# Staffpad heats up my 2021 Ipad Pro faster than any other app. Is it just me? Will this be fixed?



## Zero Music Knowledge (Aug 20, 2021)

Got myself Staffpad and of all th app on the Ipad I have tried, including video editors, etc..Staffpad heats up my Ipad the fastest...literraly less than 5 minutes using it and I can already feel how much heat and processing is going on, especially from the Apple Logo at the back of the Ipad.

Is this something people are experiencing? And is it something the Staffpad team will to fix?

Thanks


----------



## Karmand (Aug 20, 2021)

__





StaffPad and battery on iPad Pro 2018


Generally I am very happy with my iPad Pro 2018 (11“), the battery can last for days. But as soon as I start using StaffPad I can almost watch the numbers on the battery percentage draining, also the iPad gets pretty warm. To what degree is that normal? Is it due to the 2018-model being ahead...




vi-control.net




Similar thread.


----------



## Sean J (Aug 20, 2021)

I have StaffPad both on the the smaller iPad Pro 2020 and the Surface Book 2 15".

The cons of my iPad:
Gets hot fast, especially if unplugged. Eats battery at an average pace when I'm writing small pieces, but gobbles it down if it's a Mahler-sized piece with a few tutti sections. Most composing is plugged into a USB-C power + headphone splitter... with occasions I unplug to go outside or something. 90% of the time, it's not that hot. It's mostly a tutti + Mahler + battery occurance for me.

The pros:
The Apple Pencil is 10,000x better, more responsive, and natural. I'll never buy MS again for StaffPad. The charging compatibility and longevity of connectors is terrible. USB-C is far better. StaffPad's overall reliability is great on both devices, but I have noticed some features work more reliably on the iOS version.

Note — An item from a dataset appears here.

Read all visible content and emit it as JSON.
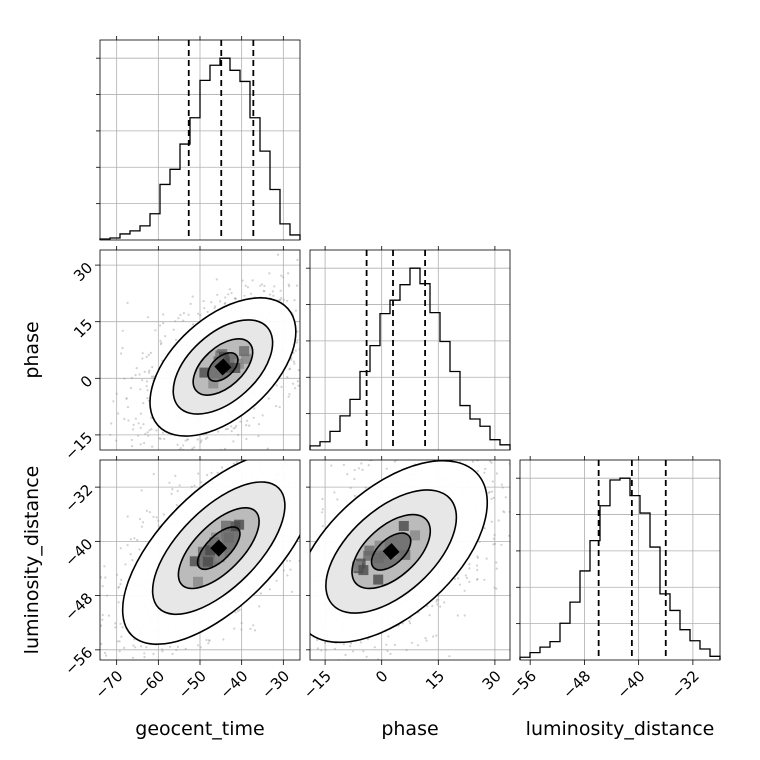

I only offer the pros in case this experience makes you think a Surface might be better. No way! On the StaffPad site, they recommend the larger version of the iPad Pro, so I may get that eventually. I'm not sure if the M1's perform better, though I suspect they would given the reviews I've seen on YouTube.


----------



## Composer 2021 (Sep 5, 2021)

Same issue here on my 2021 iPad Pro. It heats up fast and drains battery faster than anything else. The battery life on this thing (I have the 11 inch model) is nothing special anyway and I'd say in some cases, it actually has worse battery life than my iPad 4 from 2012! I hope StaffPad can better optimize in the next update.


----------



## tmhuud (Sep 6, 2021)

I agree. I have the surface and Snapple versions and the responsiveness with the Apple Pencil and iPad Pro smokes the surface. I do hope they optimize the battery source soon.


----------